On Mon, 1 Sep 2008, Michael Noisternig wrote:

> Robert Hancock schrieb:
> > Robert Hancock wrote:
> > > Michael Noisternig wrote:
> > > > Hello,
> > > >
> > > > and sorry again if this is the wrong place to ask (again, please hint to
> > > > me to an appropriate place to ask in that case).
> > > >
> > > > After experimenting with epoll edge-triggered mode I am clueless why on
> > > > a few occassions I seem to not get any input notification despite data
> > > > is available.
> > > >
> > > > In detail: I have set up sockets with epoll events
> > > > EPOLLET|EPOLLRDHUP|EPOLLIN. When I get EPOLLIN for a socket, I read() as
> > > > long as I get what I asked for, i.e. whenever read() returns either
> > > > EAGAIN or less data than I asked for I take this as indication that I
> > > > must wait for another EPOLLIN notification. However, this does not seem
> > > > to work always.
> > > >
> > > > Here is some log from my program:
> > > >
> > > > 0x9e6b8a8: read not avail (1460/2048 read)
> > > > i.e. tried to read 2048 bytes, got 1460 -> assume must wait for EPOLLIN
> > > > for more data to read
> > > > (note that the fd is always in the epoll set with
> > > > EPOLLET|EPOLLRDHUP|EPOLLIN)
> > >
> > > It would likely be better to always continue trying to read until EAGAIN
> > > is returned, even if the read returned less than the requested amount, as
> > > implied here:
> > >
> > > http://linux.die.net/man/7/epoll
> > >
> > > "The function do_use_fd() uses the new ready file descriptor until EAGAIN
> > > is returned by either read(2) or write(2). An event driven state machine
> > > application should, after having received EAGAIN, record its current state
> > > so that at the next call to do_use_fd() it will continue to read(2) or
> > > write(2) from where it stopped before. "
> >
> > Though, this is somewhat contradicted by the FAQ section:
> >
> > "the condition that the read/write I/O space is exhausted can be detected by
> > checking the amount of data read/write from/to the target file descriptor.
> > For example, if you call read(2) by asking to read a certain amount of data
> > and read(2) returns a lower number of bytes, you can be sure to have
> > exhausted the read I/O space for such file descriptor."
>
> Yes, exactly. I don't know what is causing the problem I'm experiencing.
> Especially as it happens rather infrequently.

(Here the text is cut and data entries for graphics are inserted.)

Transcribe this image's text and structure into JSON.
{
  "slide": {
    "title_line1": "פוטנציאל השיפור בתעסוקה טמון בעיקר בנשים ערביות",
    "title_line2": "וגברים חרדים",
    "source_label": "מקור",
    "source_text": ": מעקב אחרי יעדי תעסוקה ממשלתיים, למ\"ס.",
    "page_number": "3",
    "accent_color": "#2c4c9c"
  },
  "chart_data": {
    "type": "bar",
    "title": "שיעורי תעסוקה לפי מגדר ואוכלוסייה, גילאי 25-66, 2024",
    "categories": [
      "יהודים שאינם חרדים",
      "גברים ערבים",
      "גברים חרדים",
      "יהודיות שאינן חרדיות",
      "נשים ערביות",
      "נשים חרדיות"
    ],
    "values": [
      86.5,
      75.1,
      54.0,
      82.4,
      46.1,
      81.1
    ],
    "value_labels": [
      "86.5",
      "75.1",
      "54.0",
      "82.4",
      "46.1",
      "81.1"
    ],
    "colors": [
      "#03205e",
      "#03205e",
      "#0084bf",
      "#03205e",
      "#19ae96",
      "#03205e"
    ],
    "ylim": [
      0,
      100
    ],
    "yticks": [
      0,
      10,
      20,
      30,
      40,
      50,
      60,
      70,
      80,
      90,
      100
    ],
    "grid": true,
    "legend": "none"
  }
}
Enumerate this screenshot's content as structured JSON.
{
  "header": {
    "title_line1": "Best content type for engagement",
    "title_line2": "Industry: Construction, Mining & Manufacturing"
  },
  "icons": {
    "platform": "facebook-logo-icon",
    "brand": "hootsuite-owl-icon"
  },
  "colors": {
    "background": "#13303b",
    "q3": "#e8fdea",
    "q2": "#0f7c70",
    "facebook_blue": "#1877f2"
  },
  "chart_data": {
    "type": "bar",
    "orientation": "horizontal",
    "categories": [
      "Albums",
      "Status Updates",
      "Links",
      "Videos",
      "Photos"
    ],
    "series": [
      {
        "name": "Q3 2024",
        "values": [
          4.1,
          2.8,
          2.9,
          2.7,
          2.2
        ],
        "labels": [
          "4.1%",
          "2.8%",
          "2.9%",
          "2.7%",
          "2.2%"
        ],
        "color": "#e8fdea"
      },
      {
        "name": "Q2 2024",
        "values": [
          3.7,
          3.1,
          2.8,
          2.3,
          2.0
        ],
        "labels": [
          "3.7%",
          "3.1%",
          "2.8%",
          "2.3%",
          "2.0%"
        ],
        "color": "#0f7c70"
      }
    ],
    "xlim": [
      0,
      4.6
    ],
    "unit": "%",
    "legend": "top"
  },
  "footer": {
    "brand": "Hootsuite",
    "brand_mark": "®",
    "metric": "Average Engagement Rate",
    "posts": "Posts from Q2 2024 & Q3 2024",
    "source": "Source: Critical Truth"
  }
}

The man page has been recently edited to avoid confusion:


Q9 Do I need to continuously read/write a file descriptor until
EAGAIN when using the EPOLLET flag (edge-triggered behavior) ?

A9 Receiving an event from epoll_wait(2) should suggest to you
that such file descriptor is ready for the requested I/O operation.
You must consider it ready until the next (non-blocking) read/write
yields EAGAIN. When and how you will use the file descriptor is
entirely up to you.
For packet/token-oriented files (e.g., datagram socket, terminal
in canonical mode), the only way to detect the end of the read/write
I/O space is to continue to read/write until EAGAIN.
For stream-oriented files (e.g., pipe, FIFO, stream socket), the
condition that the read/write I/O space is exhausted can also be
detected by checking the amount of data read from / written to the
target file descriptor. For example, if you call read(2) by asking to
read a certain amount of data and read(2) returns a lower number
of bytes, you can be sure of having exhausted the read I/O space for
the file descriptor. The same is true when writing using write(2).
(Avoid this latter technique if you cannot guarantee that the
monitored file descriptor always refers to a stream-oriented file.)